Le Mouvement démocratique orange (ODM), parti d’opposition, a suspendu les pourparlers avec le Parti de l’unité nationale (PNU) du président Mwai Kibaki, pourparlers qui portaient sur la formation d’un gouvernement de coalition, en vertu d’un accord signé en février.
« Nous avons convenu que les négociations […] seraient suspendues jusqu’à ce que le PNU reconnaisse pleinement l’accord sur le partage égal du pouvoir et le principe de partage équitable des postes clés », a déclaré Anyang' Nyong'o, secrétaire général de l’ODM, lors d’une conférence de presse qui se tenait à Nairobi, la capitale.

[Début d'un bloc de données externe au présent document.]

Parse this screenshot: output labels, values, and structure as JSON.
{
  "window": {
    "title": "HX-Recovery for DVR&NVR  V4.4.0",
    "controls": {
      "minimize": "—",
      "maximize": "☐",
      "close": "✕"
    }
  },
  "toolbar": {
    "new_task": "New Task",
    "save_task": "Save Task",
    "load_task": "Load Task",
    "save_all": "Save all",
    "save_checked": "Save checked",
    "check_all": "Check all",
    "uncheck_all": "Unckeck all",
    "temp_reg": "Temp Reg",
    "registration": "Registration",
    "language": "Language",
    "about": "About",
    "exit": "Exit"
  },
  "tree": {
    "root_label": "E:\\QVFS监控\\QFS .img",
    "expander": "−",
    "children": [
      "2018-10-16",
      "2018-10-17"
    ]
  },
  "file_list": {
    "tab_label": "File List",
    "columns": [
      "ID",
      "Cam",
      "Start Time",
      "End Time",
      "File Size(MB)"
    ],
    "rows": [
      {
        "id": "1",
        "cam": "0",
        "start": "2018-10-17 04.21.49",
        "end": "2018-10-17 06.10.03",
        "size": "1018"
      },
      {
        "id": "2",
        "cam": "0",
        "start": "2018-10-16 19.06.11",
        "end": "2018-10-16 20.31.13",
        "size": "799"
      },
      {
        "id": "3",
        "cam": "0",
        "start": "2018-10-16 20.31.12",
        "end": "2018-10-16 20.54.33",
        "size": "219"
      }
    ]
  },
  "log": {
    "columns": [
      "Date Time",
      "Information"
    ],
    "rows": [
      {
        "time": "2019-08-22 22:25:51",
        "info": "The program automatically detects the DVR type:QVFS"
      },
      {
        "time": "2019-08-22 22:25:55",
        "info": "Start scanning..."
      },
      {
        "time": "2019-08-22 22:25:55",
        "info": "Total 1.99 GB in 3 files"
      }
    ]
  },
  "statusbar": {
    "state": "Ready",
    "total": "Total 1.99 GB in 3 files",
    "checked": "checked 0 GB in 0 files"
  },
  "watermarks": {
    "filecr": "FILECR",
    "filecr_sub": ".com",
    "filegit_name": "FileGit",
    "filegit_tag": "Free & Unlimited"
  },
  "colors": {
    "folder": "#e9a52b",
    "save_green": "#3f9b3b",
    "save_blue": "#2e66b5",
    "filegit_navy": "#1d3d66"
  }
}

L’annonce de l’ODM a donné lieu à des manifestations chez les militants du parti, qui ont allumé des feux de joie dans les rues d’un bidonville de Nairobi.
Selon Mme Cooper, les organisations humanitaires ont déjà commencé à ramener les PDIP et la suspension des pourparlers pourrait constituer un revers par rapport aux progrès réalisés jusqu’ici.

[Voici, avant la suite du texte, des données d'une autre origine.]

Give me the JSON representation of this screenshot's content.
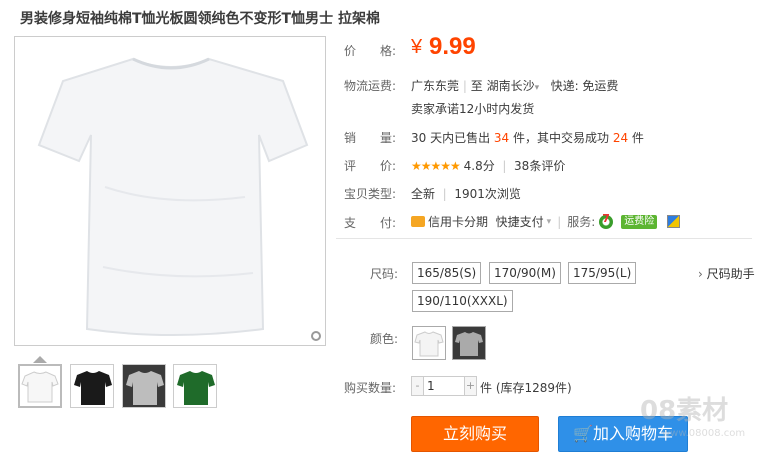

Anthony Mwangi, responsable des relations publiques à la Société de la Croix-Rouge kényane (SCRK), a déclaré à IRIN que la Société ainsi que d’autres organisations humanitaires continueraient à aider les PDIP, quelle que soit l’issue des pourparlers politiques.

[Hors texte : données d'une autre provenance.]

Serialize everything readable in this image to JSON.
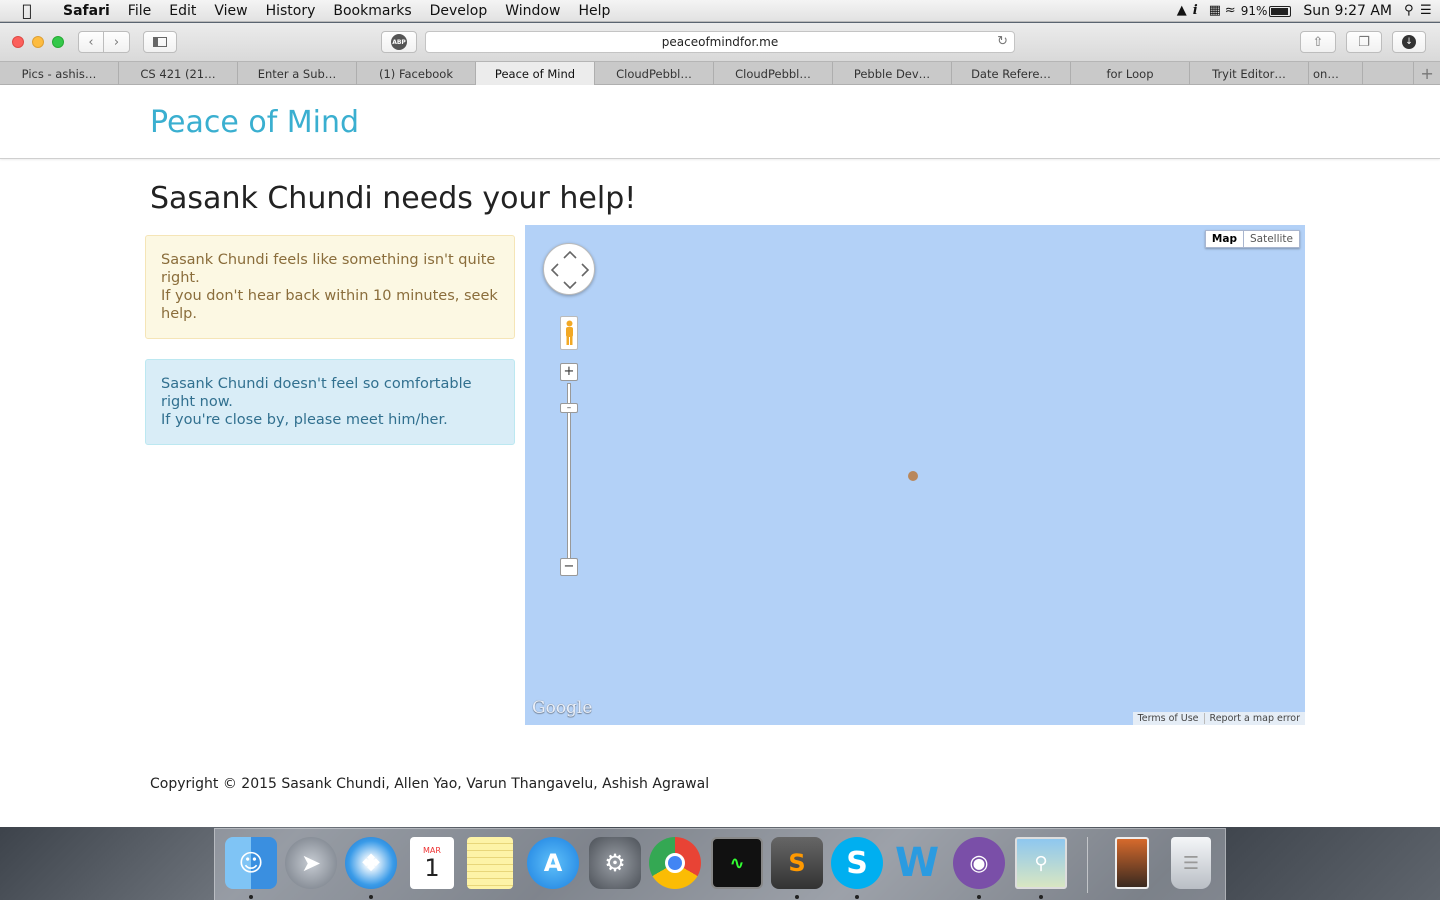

Selon lui, néanmoins, il importe de résoudre rapidement les problèmes politiques qui handicapent le pays « car c’est de cela que dépend la réinstallation rapide des PDIP ».
Dans un communiqué, l’Union européenne a également exprimé des préoccupations sur le fait qu’aucune annonce n’avait été faite, le 6 avril, sur la formation d’un cabinet de coalition.
« L’UE partage ses préoccupations [celles de Kofi Annan, ancien secrétaire général des Nations Unies] et prie instamment les parties de maintenir l’impulsion actuelle en vue d’une réconciliation, en formant, le plus rapidement possible, un gouvernement de coalition efficace et performant, qui reflète un authentique partage des pouvoirs entre les partis kényans », a déclaré l’UE, le 7 avril.
« Il s’agit d’une étape clé, dont dépend la mise en application de l’accord ».
Photo: UNICEF ![]() |
| Vue aérienne d'un camp de déplacés internes dans la province de la vallée du Rift |
Plus de 1 500 Kényans sont morts et quelque 350 000 autres ont été déplacés entre janvier et février, en raison des flambées de violence qui ont secoué plusieurs régions du pays à la suite des élections présidentielles controversées du 27 décembre 2007.
Depuis lors, des milliers de personnes sont rentrées chez elles, et d’autres se sont installées sur les « terres de leurs ancêtres ». Toutefois, selon l’équipe inter-organisations pour le Kenya, environ 202 470 PDIP vivent encore dans 235 camps en ce mois d’avril. L’accord de coalition portant création du gouvernement d’union nationale a été négocié par M. Annan. Il a depuis lors été intégré à la Constitution, mais sa mise en œuvre dépend de la nomination d’un cabinet.